Rubber Bullets Are Anything but “Nonlethal.” They Should Be Banned.
US police have used rubber bullets against civilian protesters on a massive scale the past week. These projectiles actually originated in Northern Ireland — and their history is anything but "nonlethal." There can be no justification for police use of rubber bullets.

An officer from the Northern Ireland police force, the Royal Ulster Constabulary (RUC), opens fire using plastic bullets during protests in 1981.
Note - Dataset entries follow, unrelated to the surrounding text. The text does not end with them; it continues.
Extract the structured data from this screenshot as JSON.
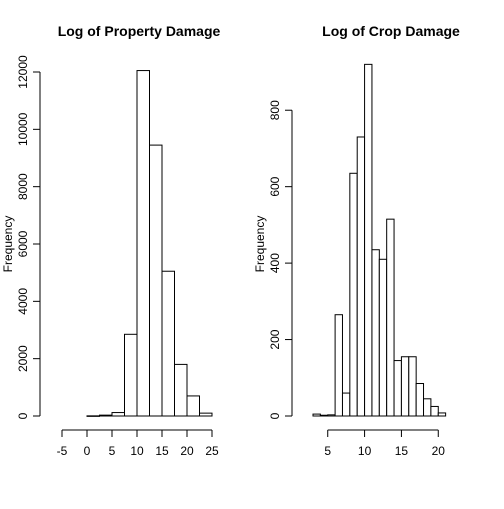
{
  "chart_data": [
    {
      "type": "bar",
      "title": "Log of Property Damage",
      "xlabel": "",
      "ylabel": "Frequency",
      "xlim": [
        -5,
        25
      ],
      "ylim": [
        0,
        12000
      ],
      "xticks": [
        "-5",
        "0",
        "5",
        "10",
        "15",
        "20",
        "25"
      ],
      "yticks": [
        "0",
        "2000",
        "4000",
        "6000",
        "8000",
        "10000",
        "12000"
      ],
      "bins": [
        {
          "x0": 0,
          "x1": 2.5,
          "count": 5
        },
        {
          "x0": 2.5,
          "x1": 5,
          "count": 30
        },
        {
          "x0": 5,
          "x1": 7.5,
          "count": 120
        },
        {
          "x0": 7.5,
          "x1": 10,
          "count": 2850
        },
        {
          "x0": 10,
          "x1": 12.5,
          "count": 12050
        },
        {
          "x0": 12.5,
          "x1": 15,
          "count": 9450
        },
        {
          "x0": 15,
          "x1": 17.5,
          "count": 5050
        },
        {
          "x0": 17.5,
          "x1": 20,
          "count": 1800
        },
        {
          "x0": 20,
          "x1": 22.5,
          "count": 700
        },
        {
          "x0": 22.5,
          "x1": 25,
          "count": 100
        }
      ]
    },
    {
      "type": "bar",
      "title": "Log of Crop Damage",
      "xlabel": "",
      "ylabel": "Frequency",
      "xlim": [
        3,
        22
      ],
      "ylim": [
        0,
        900
      ],
      "xticks": [
        "5",
        "10",
        "15",
        "20"
      ],
      "yticks": [
        "0",
        "200",
        "400",
        "600",
        "800"
      ],
      "bins": [
        {
          "x0": 3,
          "x1": 4,
          "count": 5
        },
        {
          "x0": 4,
          "x1": 5,
          "count": 2
        },
        {
          "x0": 5,
          "x1": 6,
          "count": 3
        },
        {
          "x0": 6,
          "x1": 7,
          "count": 265
        },
        {
          "x0": 7,
          "x1": 8,
          "count": 60
        },
        {
          "x0": 8,
          "x1": 9,
          "count": 635
        },
        {
          "x0": 9,
          "x1": 10,
          "count": 730
        },
        {
          "x0": 10,
          "x1": 11,
          "count": 920
        },
        {
          "x0": 11,
          "x1": 12,
          "count": 435
        },
        {
          "x0": 12,
          "x1": 13,
          "count": 410
        },
        {
          "x0": 13,
          "x1": 14,
          "count": 515
        },
        {
          "x0": 14,
          "x1": 15,
          "count": 145
        },
        {
          "x0": 15,
          "x1": 16,
          "count": 155
        },
        {
          "x0": 16,
          "x1": 17,
          "count": 155
        },
        {
          "x0": 17,
          "x1": 18,
          "count": 85
        },
        {
          "x0": 18,
          "x1": 19,
          "count": 45
        },
        {
          "x0": 19,
          "x1": 20,
          "count": 25
        },
        {
          "x0": 20,
          "x1": 21,
          "count": 8
        }
      ]
    }
  ]
}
As part of their violent clampdown on protests against racism and police brutality, US police forces have been routinely firing rubber bullets at unarmed demonstrators, from Minneapolis to Los Angeles, Phoenix to Nashville. These so-called nonlethal or less lethal weapons have become a standard tool of US policing, along with tear gas and pepper spray, used freely against protesters and journalists alike.
It’s not just the United States, either. French riot police used the projectiles on a huge scale in their response to the “yellow vests” protest movement. By May 2019, police violence had blinded twenty-four people and left 283 more with head injuries, most of which were caused by rubber bullets.
This will come as no surprise to people in Northern Ireland, the world’s first laboratory for the use of rubber and plastic bullets. During the Troubles, these supposedly “nonlethal” weapons killed seventeen people, including eight children between the ages of ten and fifteen.